The 2024 report analyzes risks for the next decade through four structural factors that will determine the likelihood of their occurrence and how to manage them.

  • Trajectories relating to global warming and related consequences to Earth systems (Climate Change)
  • Changes in the size, growth and structure of populations around the world (Demographic bifurcation)
  • Developmental pathways for frontier technologies (Technological acceleration)
  • Material evolution in the concentration and sources of geopolitical power (Geostrategic shifts)

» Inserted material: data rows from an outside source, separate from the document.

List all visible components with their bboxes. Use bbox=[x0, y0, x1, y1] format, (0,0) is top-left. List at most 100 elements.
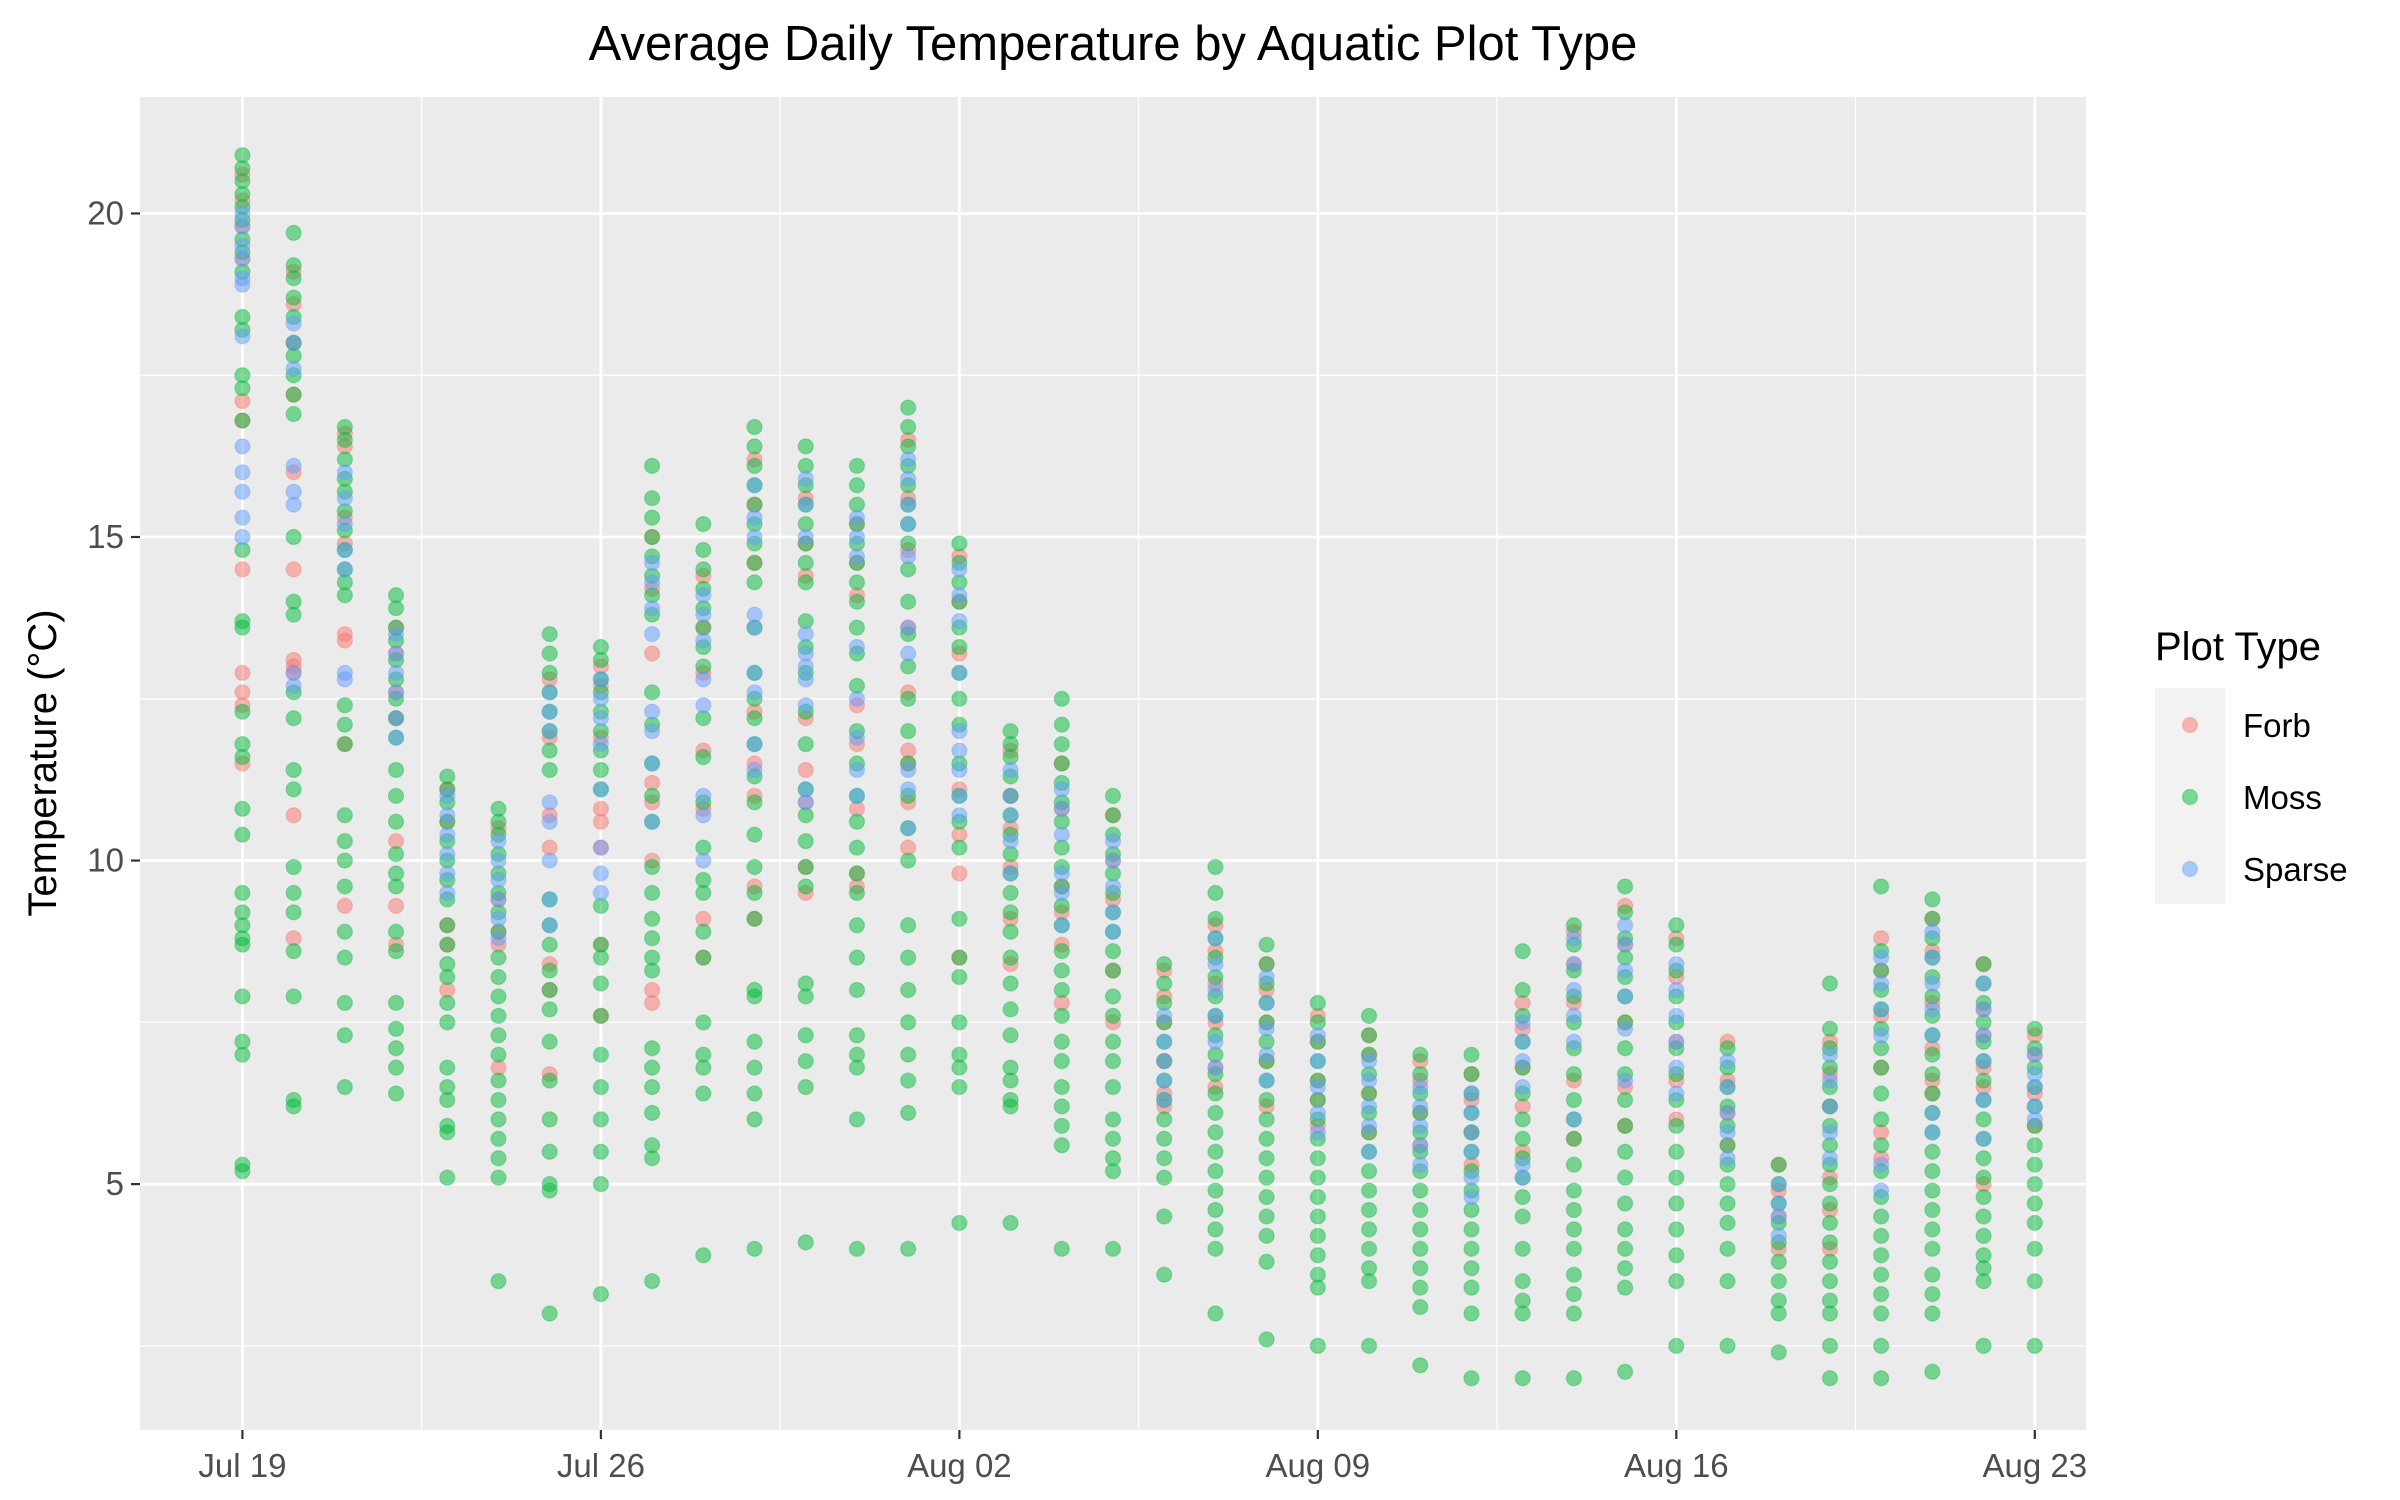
data-point bbox=[951, 839, 968, 856]
data-point bbox=[1309, 1279, 1326, 1296]
data-point bbox=[1668, 1273, 1685, 1290]
data-point bbox=[1002, 975, 1019, 992]
data-point bbox=[285, 1098, 302, 1115]
data-point bbox=[746, 1240, 763, 1257]
data-point bbox=[490, 1072, 507, 1089]
data-point bbox=[592, 975, 609, 992]
data-point bbox=[2026, 1195, 2043, 1212]
data-point bbox=[1924, 1305, 1941, 1322]
data-point bbox=[2026, 1111, 2043, 1128]
data-point bbox=[1821, 1195, 1839, 1212]
data-point bbox=[1668, 1247, 1685, 1264]
data-point bbox=[1053, 1053, 1070, 1070]
data-point bbox=[1412, 1298, 1429, 1316]
data-point bbox=[1156, 1130, 1173, 1147]
data-point bbox=[336, 490, 353, 507]
data-point bbox=[1258, 1227, 1275, 1244]
data-point bbox=[1156, 1072, 1173, 1089]
data-point bbox=[1565, 1033, 1582, 1050]
data-point bbox=[1463, 1370, 1480, 1387]
data-point bbox=[900, 852, 917, 869]
data-point bbox=[1053, 826, 1070, 843]
data-point bbox=[1207, 1240, 1224, 1257]
data-point bbox=[695, 923, 712, 940]
data-point bbox=[644, 994, 661, 1012]
data-point bbox=[234, 1046, 251, 1063]
data-point bbox=[900, 949, 917, 966]
data-point bbox=[1514, 1240, 1531, 1257]
data-point bbox=[1258, 1150, 1275, 1167]
data-point bbox=[439, 1014, 456, 1031]
data-point bbox=[1617, 1279, 1634, 1296]
data-point bbox=[900, 690, 917, 707]
data-point bbox=[1514, 1370, 1531, 1387]
data-point bbox=[848, 865, 866, 882]
data-point bbox=[592, 1007, 609, 1024]
data-point bbox=[490, 1111, 507, 1128]
data-point bbox=[1207, 930, 1224, 947]
data-point bbox=[1770, 1227, 1787, 1244]
data-point bbox=[285, 710, 302, 727]
data-point bbox=[336, 561, 353, 578]
data-point bbox=[1207, 1305, 1224, 1322]
data-point bbox=[1924, 1363, 1941, 1380]
data-point bbox=[1617, 988, 1634, 1005]
data-point bbox=[592, 735, 609, 753]
data-point bbox=[951, 535, 968, 552]
data-point bbox=[541, 794, 558, 811]
data-point bbox=[1719, 1195, 1736, 1212]
data-point bbox=[1770, 1208, 1787, 1225]
data-point bbox=[1617, 1091, 1634, 1109]
data-point bbox=[490, 1046, 507, 1063]
data-point bbox=[1565, 1201, 1582, 1219]
data-point bbox=[1463, 1188, 1480, 1206]
data-point bbox=[1309, 1104, 1326, 1122]
data-point bbox=[1821, 1150, 1839, 1167]
data-point bbox=[644, 910, 661, 927]
data-point bbox=[1668, 981, 1685, 999]
data-point bbox=[592, 949, 609, 966]
data-point bbox=[1924, 1201, 1941, 1219]
data-point bbox=[644, 858, 661, 876]
data-point bbox=[285, 988, 302, 1005]
data-point bbox=[1565, 1370, 1582, 1387]
data-point bbox=[439, 936, 456, 953]
data-point bbox=[1156, 1208, 1173, 1225]
data-point bbox=[1360, 1072, 1378, 1089]
data-point bbox=[1719, 1150, 1736, 1167]
data-point bbox=[1207, 1221, 1224, 1238]
data-point bbox=[900, 548, 917, 565]
data-point bbox=[1975, 955, 1992, 973]
data-point bbox=[644, 509, 661, 526]
data-point bbox=[439, 1124, 456, 1141]
data-point bbox=[234, 884, 251, 902]
data-point bbox=[439, 1169, 456, 1186]
data-point bbox=[900, 451, 917, 468]
data-point bbox=[1924, 949, 1941, 966]
data-point bbox=[1002, 1072, 1019, 1089]
data-point bbox=[644, 528, 661, 546]
data-point bbox=[285, 496, 302, 513]
x-tick-label: Aug 23 bbox=[1982, 1447, 2087, 1484]
data-point bbox=[1156, 1053, 1173, 1070]
data-point bbox=[490, 988, 507, 1005]
data-point bbox=[1514, 1014, 1531, 1031]
data-point bbox=[234, 703, 251, 720]
data-point bbox=[1104, 833, 1122, 850]
legend: Plot Type Forb Moss Sparse bbox=[2155, 625, 2348, 904]
data-point bbox=[285, 781, 302, 798]
data-point bbox=[592, 865, 609, 882]
data-point bbox=[1975, 1273, 1992, 1290]
data-point bbox=[1207, 1143, 1224, 1160]
data-point bbox=[644, 813, 661, 830]
data-point bbox=[1207, 1085, 1224, 1102]
data-point bbox=[746, 528, 763, 546]
data-point bbox=[541, 1033, 558, 1050]
legend-label-sparse: Sparse bbox=[2243, 851, 2348, 888]
data-point bbox=[1053, 690, 1070, 707]
data-point bbox=[234, 380, 251, 397]
data-point bbox=[1975, 1053, 1992, 1070]
data-point bbox=[234, 412, 251, 429]
data-point bbox=[285, 858, 302, 876]
data-point bbox=[234, 276, 251, 293]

Concern about environmental risks was high, with two-thirds of respondents ranking extreme weather events as the most important possible global risk, and many of the top ten long-term risks for the decade were environmentally related. On the other hand, there was also a generational divide in the perceived urgency of environmental risks. Biodiversity, ecosystem collapse, and Earth system changes tended to be seen as long-term risks by the older generation more than by youth, and by the private sector more than by civil society and government, with a gap in perception with youth, civil society, and government, who also prioritized solving Earth system problems in the short term. There was also a gap in the perception of the private sector. The difference in perceptions among key stakeholders suggests that coordination in decision making is not optimized and that there is a risk of missing the timing of interventions that could lead to long-term changes in the Earth system.

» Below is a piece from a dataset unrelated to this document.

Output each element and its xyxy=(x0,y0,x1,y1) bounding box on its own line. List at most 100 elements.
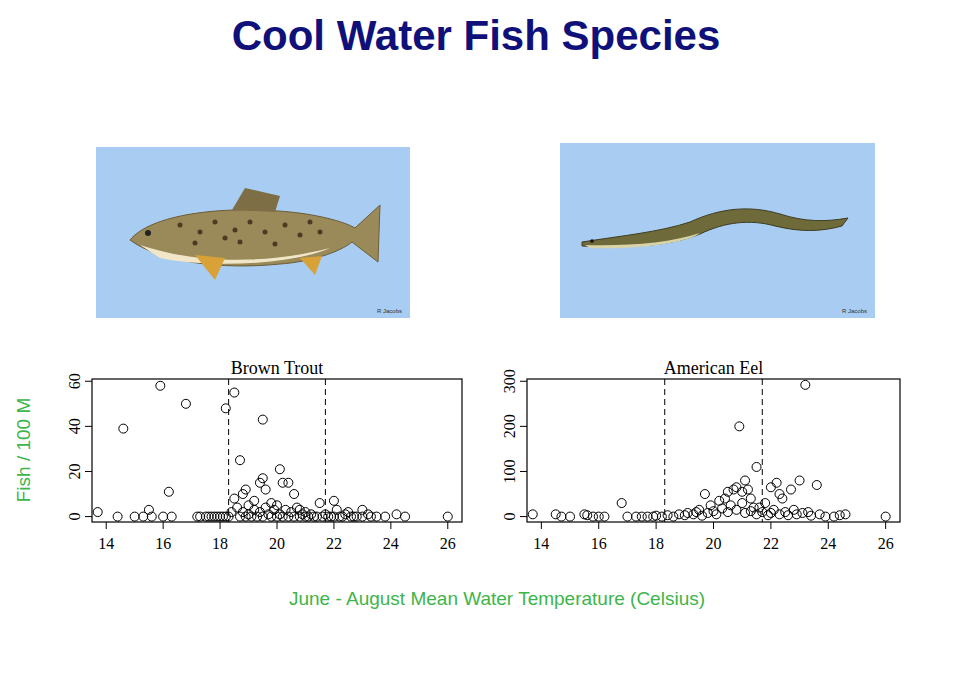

Social polarization is closely linked to economic downturns and is seen as both a cause and a consequence of many risks. In particular, misinformation and disinformation exacerbating social polarization emerged as the most worrisome risk over the next two years. With elections scheduled in Bangladesh, India, Indonesia, Mexico, Pakistan, the United Kingdom, and the United States over the next two years, there is concern that social unrest could be exacerbated if disinformation undermines the legitimacy of regimes at a time when 3 billion equivalent people worldwide have the opportunity to vote. Beyond elections, the polarization of perceptions of global realities, from public health to social justice, threatens to increase propaganda and censorship, threatening press freedom in some countries.

Other risks cited were the rising cost of living, the spread of geopolitical conflicts, and the dysfunction of international governance mechanisms under the dynamics of the Global North and Global South.

The report suggests that in a fragmented and fluid world, regional and international cooperation should play an important role in mitigating global risks, despite the challenges they face.